5.8. Impact on the reproductive health
Many studies have assessed fertility rates after hysteroscopic myomectomy and have noted pregnancy rates similar to those after abdominal myomectomy, approximately 60% Again, no studies include expectantly managed control groups (65).
5.9. Poorly evidenced endoscopic myomectomy
Laparoscopically-assisted transvaginal myomectomy has been described for posterior and fundal myomas where a posterior colpotomy is done to allow delivery of myomata and the uterus as well. Uterine reconstruction is then performed by conventional suturing performed transvaginally. The uterus is then replaced into its anatomical position and colpotomy is repaired. A final laparoscopic survey and lavage is performed (80,81). Colposcopic myomectomy is first described by Baggish in 1990s. Thereafter, two case reports with cervical fibroids underwent laser CO2 excision under colposcopic guidance (82).
5.10. Endoscopic myomectomy prior to IVF/ICSI
The impact of uterine myoma on the outcome of IVF/ICSI is a very controversial topic. Many centers are overdoing myomectomy for nearly all myomata regardless size and site considerations. Contrary, other investigators have shown that fibroids don't exert a deleterious effect. Nevertheless, many studies have provided evidence that uterine myomas have a significant effect on IVF outcomes and there is a large body of evidence that treatment of uterine myomas increases fertility and pregnancy rates, and decreases the rate of pregnancy loss (83). There is no doubt that any cavity-distorting myoma should be removed whether completely submucous or interstitial myoma with submucous encroachment. This highlights the central role of prior hysteroscopy as well as saline infusion solonhysterography (SIS) as previously described (84). Controversy exists for interstitial and subserous myomata. The evidence supports treatment of all very large myomas (>7 cm) (83). Subserosal myomas that are smaller than 7 cm in size and intramural myomas of less than 4–5 cm in diameter appear to have little effect on IVF outcomes. Larger intramural and subserosal myomas present a clinical dilemma and more studies are needed to clarify a definitive plan for management (83). In a prospective controlled study, the distance between the intramural myomas and the endometrial lining did not appear to affect the IVF outcome.
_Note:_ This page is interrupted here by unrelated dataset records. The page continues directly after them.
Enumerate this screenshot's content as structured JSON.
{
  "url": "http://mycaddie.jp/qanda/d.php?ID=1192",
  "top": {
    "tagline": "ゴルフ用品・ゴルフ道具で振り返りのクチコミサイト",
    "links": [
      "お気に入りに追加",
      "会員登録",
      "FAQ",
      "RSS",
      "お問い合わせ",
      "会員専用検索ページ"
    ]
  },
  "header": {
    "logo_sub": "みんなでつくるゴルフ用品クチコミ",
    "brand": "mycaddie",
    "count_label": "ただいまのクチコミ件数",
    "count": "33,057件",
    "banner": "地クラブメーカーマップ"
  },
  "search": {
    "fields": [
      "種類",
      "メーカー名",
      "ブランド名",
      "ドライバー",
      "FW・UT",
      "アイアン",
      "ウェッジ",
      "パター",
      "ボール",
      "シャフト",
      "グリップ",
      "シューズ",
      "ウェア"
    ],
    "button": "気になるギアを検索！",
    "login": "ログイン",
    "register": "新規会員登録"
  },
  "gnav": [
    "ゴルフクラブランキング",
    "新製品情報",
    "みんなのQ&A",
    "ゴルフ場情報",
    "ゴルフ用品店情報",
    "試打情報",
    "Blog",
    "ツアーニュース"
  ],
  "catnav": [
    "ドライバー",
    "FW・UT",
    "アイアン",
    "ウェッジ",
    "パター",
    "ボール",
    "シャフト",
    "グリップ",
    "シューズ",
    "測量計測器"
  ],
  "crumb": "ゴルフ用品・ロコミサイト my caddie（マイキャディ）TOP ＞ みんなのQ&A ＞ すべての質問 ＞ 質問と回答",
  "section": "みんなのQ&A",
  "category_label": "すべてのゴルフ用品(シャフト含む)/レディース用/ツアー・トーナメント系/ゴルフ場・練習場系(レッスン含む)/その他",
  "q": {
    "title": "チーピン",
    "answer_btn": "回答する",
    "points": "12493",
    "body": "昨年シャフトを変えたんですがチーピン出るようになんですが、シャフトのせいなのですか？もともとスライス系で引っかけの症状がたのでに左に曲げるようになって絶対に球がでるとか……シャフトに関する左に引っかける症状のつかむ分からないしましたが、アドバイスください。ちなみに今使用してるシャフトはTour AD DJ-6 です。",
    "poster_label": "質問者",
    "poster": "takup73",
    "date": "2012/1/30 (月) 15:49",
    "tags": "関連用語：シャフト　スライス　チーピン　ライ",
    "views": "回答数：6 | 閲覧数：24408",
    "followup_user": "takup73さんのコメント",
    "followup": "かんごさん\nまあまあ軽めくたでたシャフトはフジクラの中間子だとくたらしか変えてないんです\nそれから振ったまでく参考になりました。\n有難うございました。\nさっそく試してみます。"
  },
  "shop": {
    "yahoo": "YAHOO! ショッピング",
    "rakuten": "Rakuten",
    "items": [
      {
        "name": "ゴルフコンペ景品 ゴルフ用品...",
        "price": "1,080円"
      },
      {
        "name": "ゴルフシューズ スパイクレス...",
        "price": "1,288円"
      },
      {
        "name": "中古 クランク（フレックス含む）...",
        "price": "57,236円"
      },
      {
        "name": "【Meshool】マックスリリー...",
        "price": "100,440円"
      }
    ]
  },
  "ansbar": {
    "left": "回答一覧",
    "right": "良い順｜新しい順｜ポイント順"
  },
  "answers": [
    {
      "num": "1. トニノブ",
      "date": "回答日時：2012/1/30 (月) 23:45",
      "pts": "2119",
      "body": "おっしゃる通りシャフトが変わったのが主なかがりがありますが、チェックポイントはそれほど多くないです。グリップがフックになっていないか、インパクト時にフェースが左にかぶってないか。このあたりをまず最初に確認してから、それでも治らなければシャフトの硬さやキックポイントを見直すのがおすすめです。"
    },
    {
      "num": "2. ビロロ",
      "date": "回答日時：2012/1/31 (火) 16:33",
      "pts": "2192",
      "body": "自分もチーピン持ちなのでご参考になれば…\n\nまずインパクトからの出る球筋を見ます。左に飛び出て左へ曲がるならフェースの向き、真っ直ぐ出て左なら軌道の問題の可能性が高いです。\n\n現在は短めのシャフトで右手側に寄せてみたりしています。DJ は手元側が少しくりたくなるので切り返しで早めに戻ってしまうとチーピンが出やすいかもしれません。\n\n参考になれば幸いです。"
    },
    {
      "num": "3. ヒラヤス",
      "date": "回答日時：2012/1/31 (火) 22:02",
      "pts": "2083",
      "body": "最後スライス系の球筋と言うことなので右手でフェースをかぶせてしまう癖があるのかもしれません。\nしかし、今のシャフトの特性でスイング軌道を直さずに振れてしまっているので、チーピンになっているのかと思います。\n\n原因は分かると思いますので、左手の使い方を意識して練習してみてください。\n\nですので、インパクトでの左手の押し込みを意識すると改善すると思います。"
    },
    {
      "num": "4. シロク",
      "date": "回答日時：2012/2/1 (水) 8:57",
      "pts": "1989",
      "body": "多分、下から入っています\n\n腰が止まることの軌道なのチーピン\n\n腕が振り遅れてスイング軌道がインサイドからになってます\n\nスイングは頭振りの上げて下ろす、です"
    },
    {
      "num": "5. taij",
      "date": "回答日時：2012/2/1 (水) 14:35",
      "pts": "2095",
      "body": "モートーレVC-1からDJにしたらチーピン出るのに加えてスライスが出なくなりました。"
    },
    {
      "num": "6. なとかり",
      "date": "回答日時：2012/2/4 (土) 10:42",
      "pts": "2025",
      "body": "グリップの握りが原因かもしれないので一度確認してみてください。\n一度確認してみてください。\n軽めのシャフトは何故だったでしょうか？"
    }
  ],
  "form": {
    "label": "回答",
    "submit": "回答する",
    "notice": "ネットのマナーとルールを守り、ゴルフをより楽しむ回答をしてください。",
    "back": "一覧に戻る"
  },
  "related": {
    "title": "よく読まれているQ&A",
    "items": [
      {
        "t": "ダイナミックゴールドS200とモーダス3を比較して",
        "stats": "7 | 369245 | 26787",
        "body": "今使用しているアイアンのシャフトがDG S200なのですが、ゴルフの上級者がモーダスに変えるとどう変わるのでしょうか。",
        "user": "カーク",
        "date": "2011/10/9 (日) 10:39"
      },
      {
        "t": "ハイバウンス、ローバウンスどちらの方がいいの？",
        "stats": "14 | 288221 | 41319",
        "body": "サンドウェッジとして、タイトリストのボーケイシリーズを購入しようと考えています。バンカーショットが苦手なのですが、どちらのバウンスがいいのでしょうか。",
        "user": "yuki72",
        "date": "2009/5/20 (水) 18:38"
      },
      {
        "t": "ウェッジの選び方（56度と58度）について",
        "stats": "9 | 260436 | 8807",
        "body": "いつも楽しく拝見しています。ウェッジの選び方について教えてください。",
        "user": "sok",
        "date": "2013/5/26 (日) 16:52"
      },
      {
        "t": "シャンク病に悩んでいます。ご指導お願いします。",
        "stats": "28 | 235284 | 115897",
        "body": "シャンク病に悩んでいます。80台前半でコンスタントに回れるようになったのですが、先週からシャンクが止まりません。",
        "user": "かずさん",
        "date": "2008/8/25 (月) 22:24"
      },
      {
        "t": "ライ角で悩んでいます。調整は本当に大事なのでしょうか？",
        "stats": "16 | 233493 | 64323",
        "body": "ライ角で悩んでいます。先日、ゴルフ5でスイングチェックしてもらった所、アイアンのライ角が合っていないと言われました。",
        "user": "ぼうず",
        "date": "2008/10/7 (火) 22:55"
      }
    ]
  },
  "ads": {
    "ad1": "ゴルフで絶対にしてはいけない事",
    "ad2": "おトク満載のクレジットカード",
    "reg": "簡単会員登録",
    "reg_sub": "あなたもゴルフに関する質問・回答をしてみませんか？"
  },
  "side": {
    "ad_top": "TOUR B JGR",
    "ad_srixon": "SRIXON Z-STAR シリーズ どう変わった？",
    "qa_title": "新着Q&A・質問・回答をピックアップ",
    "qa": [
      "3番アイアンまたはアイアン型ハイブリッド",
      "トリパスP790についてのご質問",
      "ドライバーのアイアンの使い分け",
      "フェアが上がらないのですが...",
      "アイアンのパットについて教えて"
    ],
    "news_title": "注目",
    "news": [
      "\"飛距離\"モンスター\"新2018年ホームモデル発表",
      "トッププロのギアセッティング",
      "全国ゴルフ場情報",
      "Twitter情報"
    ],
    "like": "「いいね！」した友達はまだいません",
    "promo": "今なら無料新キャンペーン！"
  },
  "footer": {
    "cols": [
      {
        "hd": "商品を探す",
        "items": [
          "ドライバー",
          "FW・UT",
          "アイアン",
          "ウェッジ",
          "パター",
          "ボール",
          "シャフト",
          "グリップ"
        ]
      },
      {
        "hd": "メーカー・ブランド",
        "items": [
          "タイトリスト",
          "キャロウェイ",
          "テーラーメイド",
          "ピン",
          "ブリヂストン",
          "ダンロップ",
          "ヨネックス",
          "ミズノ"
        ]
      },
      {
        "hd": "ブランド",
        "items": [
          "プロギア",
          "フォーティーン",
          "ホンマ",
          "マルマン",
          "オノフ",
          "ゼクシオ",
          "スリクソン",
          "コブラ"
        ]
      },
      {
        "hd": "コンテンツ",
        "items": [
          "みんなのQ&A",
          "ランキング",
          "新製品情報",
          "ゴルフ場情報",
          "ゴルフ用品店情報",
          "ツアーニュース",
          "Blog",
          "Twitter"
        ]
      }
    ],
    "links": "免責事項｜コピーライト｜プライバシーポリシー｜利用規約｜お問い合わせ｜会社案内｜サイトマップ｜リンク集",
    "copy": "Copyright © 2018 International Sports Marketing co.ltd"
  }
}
An insignificant tendency towards improvement of IVF outcome is found in myomas at more than 5 mm from endometrial lining (85).
6. Keynote points
Uterine myoma may affect fertility according to its size, site and associated pathology. Endoscopic approach has a definite role in its management. HM is the gold standard line of management of submucous myoma of suitable size. LM doesn't seem to be superior to conventional open myomectomy regarding fertility and is characterized by both short and long term drawbacks. Uterine myomata would affect IVF/ICSI outcome whenever disturbing the endometrial cavity or large sized. The impact of other types of myomata on IVF/ICSI deserves further studies.